Otra novela que tenía en mis listas desde hace tiempo y que he leído ahora: El rector de Justin, de Louis Auchincloss. Es una biografía de un personaje ficticio: el clérigo episcopaliano Francis Prescott, fundador y durante muchos años director de un selectísimo internado masculino  norteamericano, San Justin Martyr. Es magnífica la forma en que se despliega la vida de Prescott: primero, a través del diario de Brian Aspinwall, un novato profesor de Justin que se gana la confianza de Prescott y de su esposa; luego, cuando un viejo amigo de Prescott, Horace Havistock, le hace llegar a Brian unos folios que había escrito él hacía tiempo; después, alternándose con el diario de Brian, los testimonios de algunos exalumnos y de una hija de Prescott.

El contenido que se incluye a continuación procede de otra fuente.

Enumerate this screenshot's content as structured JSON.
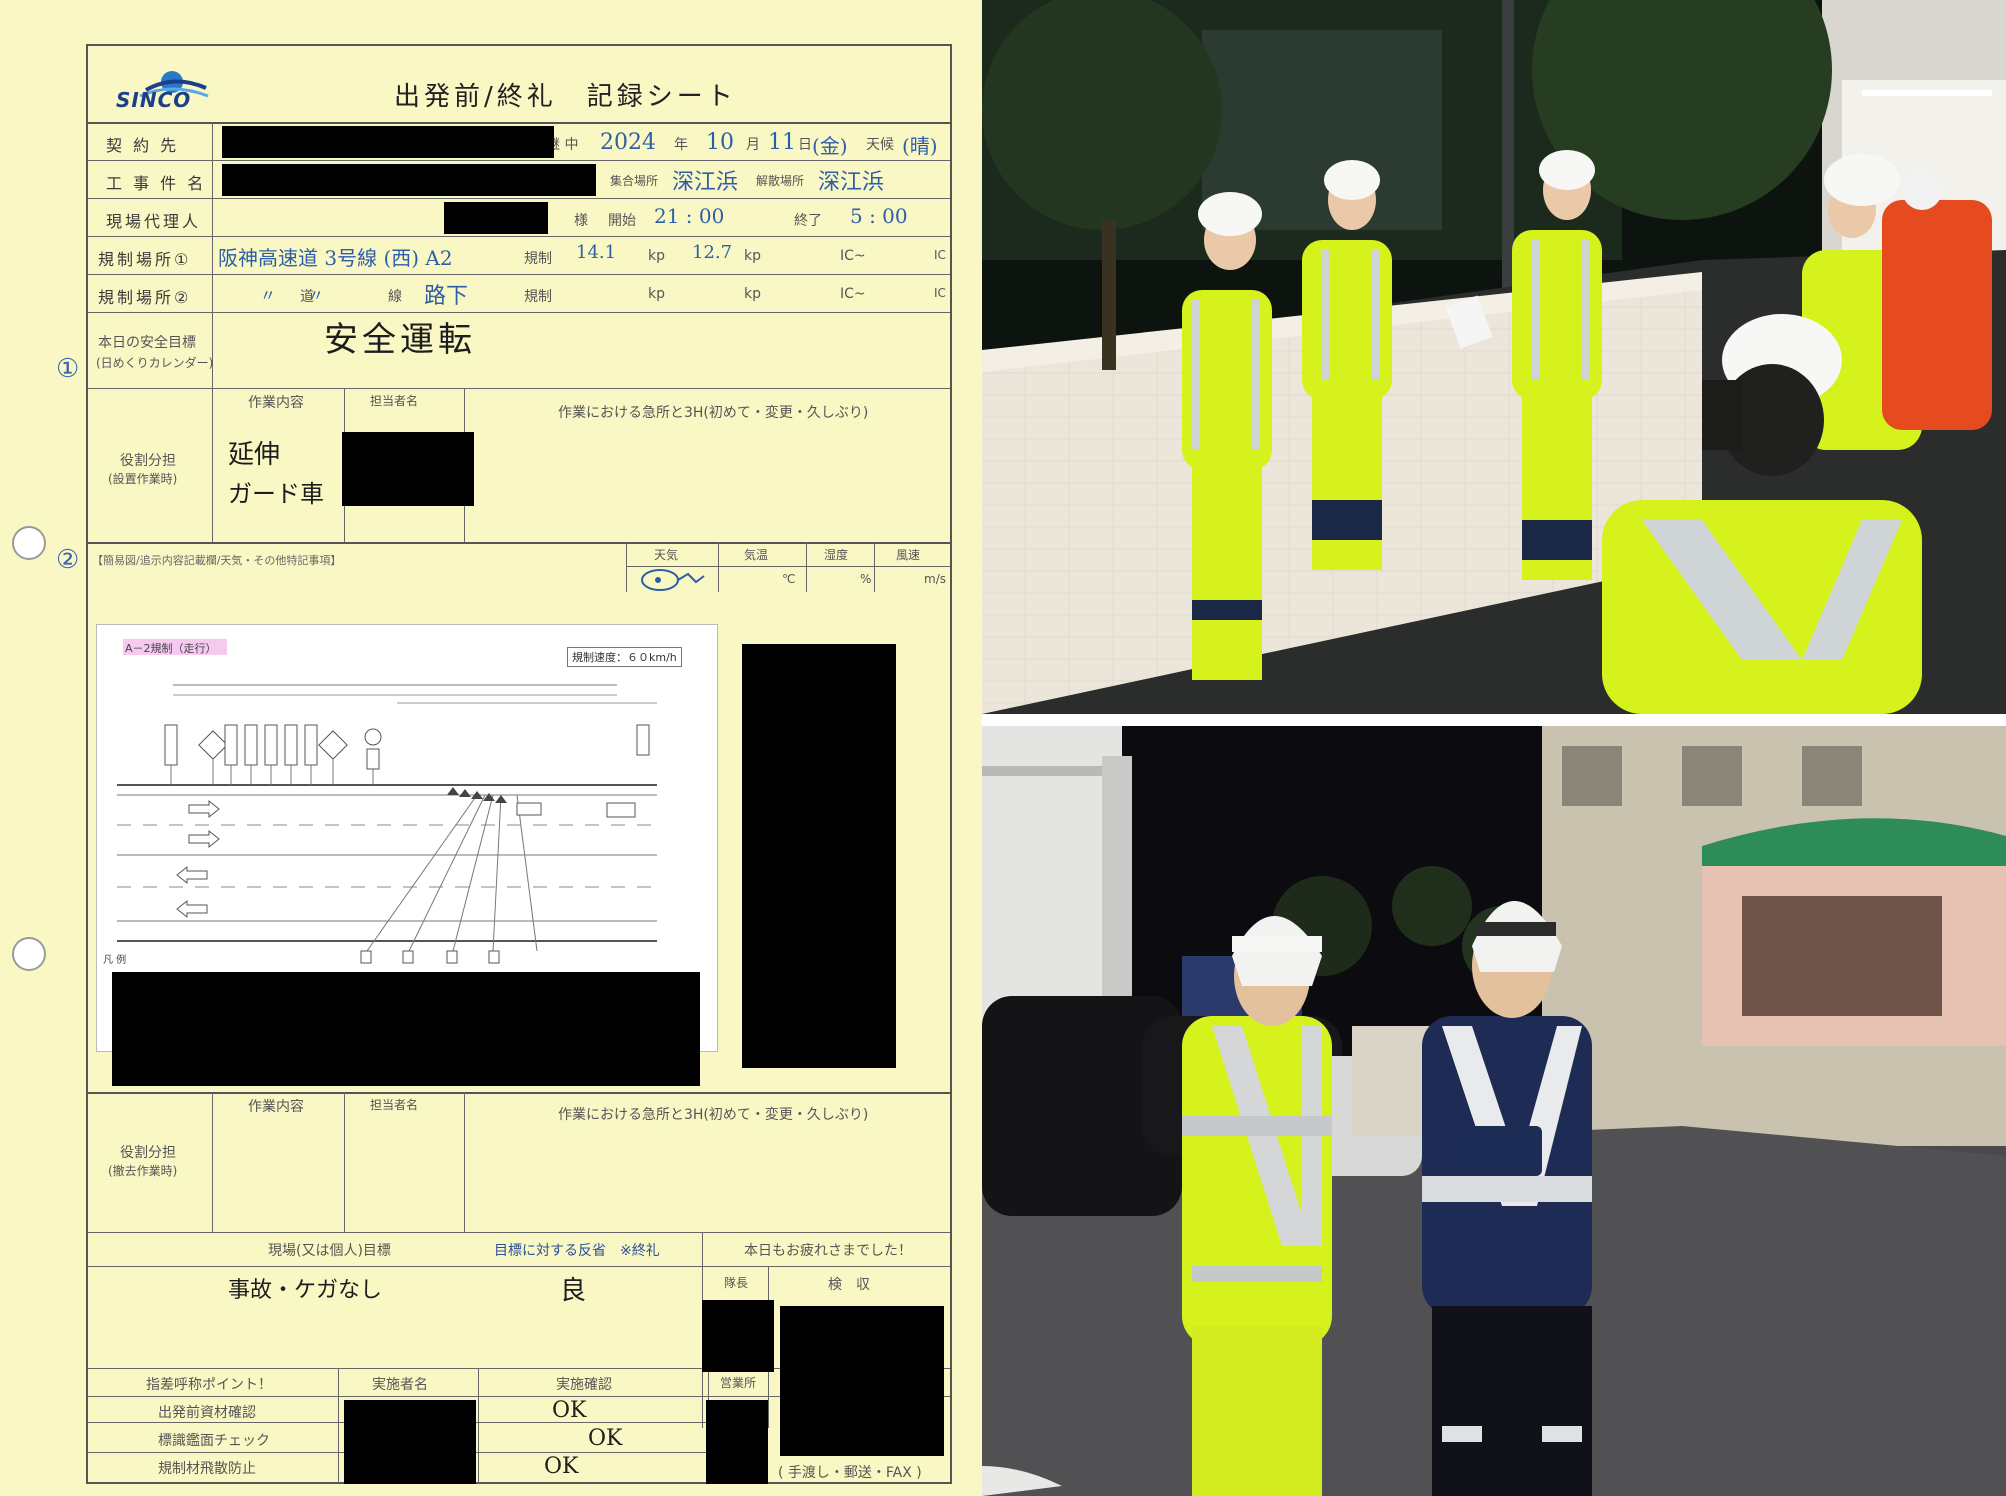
{
  "document": {
    "logo": "SINCO",
    "title": "出発前/終礼　記録シート",
    "labels": {
      "contractor": "契 約 先",
      "project": "工 事 件 名",
      "site_agent": "現場代理人",
      "sama": "様",
      "regulation_1": "規制場所①",
      "regulation_2": "規制場所②",
      "safety_goal": "本日の安全目標",
      "safety_goal_sub": "(日めくりカレンダー)",
      "role_setup": "役割分担",
      "role_setup_sub": "(設置作業時)",
      "role_removal": "役割分担",
      "role_removal_sub": "(撤去作業時)",
      "work_content": "作業内容",
      "person_in_charge": "担当者名",
      "key_points": "作業における急所と3H(初めて・変更・久しぶり)",
      "diagram_section": "【簡易図/追示内容記載欄/天気・その他特記事項】",
      "weather": "天気",
      "temperature": "気温",
      "humidity": "湿度",
      "wind": "風速",
      "temp_unit": "℃",
      "humidity_unit": "%",
      "wind_unit": "m/s",
      "site_goal": "現場(又は個人)目標",
      "reflection": "目標に対する反省　※終礼",
      "thanks": "本日もお疲れさまでした！",
      "leader": "隊長",
      "inspection": "検　収",
      "pointing_call": "指差呼称ポイント！",
      "implementer": "実施者名",
      "confirmation": "実施確認",
      "office": "営業所",
      "check_1": "出発前資材確認",
      "check_2": "標識鑑面チェック",
      "check_3": "規制材飛散防止",
      "delivery": "( 手渡し・郵送・FAX )",
      "in_progress": "継 中",
      "year_unit": "年",
      "month_unit": "月",
      "day_unit": "日",
      "weather_label": "天候",
      "meeting_place": "集合場所",
      "dismiss_place": "解散場所",
      "start": "開始",
      "end": "終了",
      "regulation": "規制",
      "kp": "kp",
      "ic": "IC~",
      "ic_end": "IC",
      "road": "道",
      "line": "線"
    },
    "handwritten": {
      "date_year": "2024",
      "date_month": "10",
      "date_day": "11",
      "day_of_week": "(金)",
      "weather": "(晴)",
      "meeting_place": "深江浜",
      "dismiss_place": "深江浜",
      "start_time": "21 : 00",
      "end_time": "5 : 00",
      "route_1": "阪神高速道 3号線 (西) A2",
      "kp_from": "14.1",
      "kp_to": "12.7",
      "route_2_marks": "〃　　〃",
      "route_2_dir": "路下",
      "safety_goal": "安全運転",
      "role_1": "延伸",
      "role_2": "ガード車",
      "site_goal": "事故・ケガなし",
      "reflection": "良",
      "ok_1": "OK",
      "ok_2": "OK",
      "ok_3": "OK",
      "circle_1": "①",
      "circle_2": "②"
    },
    "diagram": {
      "tag": "A－2規制（走行）",
      "speed": "規制速度：６０km/h",
      "legend": "凡 例"
    }
  }
}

El retrato del personaje queda completo —tanto su excepcionalidad humana como las debilidades que se ocultaban bajo su enorme autoridad moral ante muchos— y, con él, van apareciendo en el libro consideraciones variadas de interés.

Así, pinceladas como esta, que da un antiguo alumno sobre su madre: «Amaba a la humanidad, pero miraba con una benevolencia nebulosa, algo hastiada, a sus ejemplares concretos, incluso cuando ese ejemplar resultaba ser su hijo mayor. Papá era rígido e irritante, pero al menos se preocupaba». O, en relación a la educación, este diálogo entre Prescott y Brian cuando, ya jubilado Prescott, pasean por el colegio, ven entrar caóticamente a los chicos en el comedor, y Brian comenta:

«—Supongo que, pese a todo, se las arreglan para entrar en el comedor —dije, algo perplejo.
—Claro que entran, pero ¿acaso las formas no significan nada para ti? Cuando hayas sido profesor tanto tiempo como yo, sabrás que las formas son las tres cuartas partes de la batalla. —Desclavó su bastón—. ¡No! ¡Nueve décimas partes!
—Me sorprende escuchar eso de alguien tan preocupado por lo esencial.
—Oh, ya lo sé, piensas que soy un viejo quisquilloso —farfulló, enfadado, mientras seguía caminando—. Pero eso es sólo porque resulta que soy viejo. Si fuera veinte años más joven y dijera lo mismo, la gente diría que soy profundo. Ésa es la maldición de ser viejo».

Louis Auchincloss. El rector de Justin (The rector of Justin, 1964). Barcelona: Libros del Asteroide, 2010; 388 pp.; trad. de Ignacio Peyró; ISBN: 978-84-92663-25-5.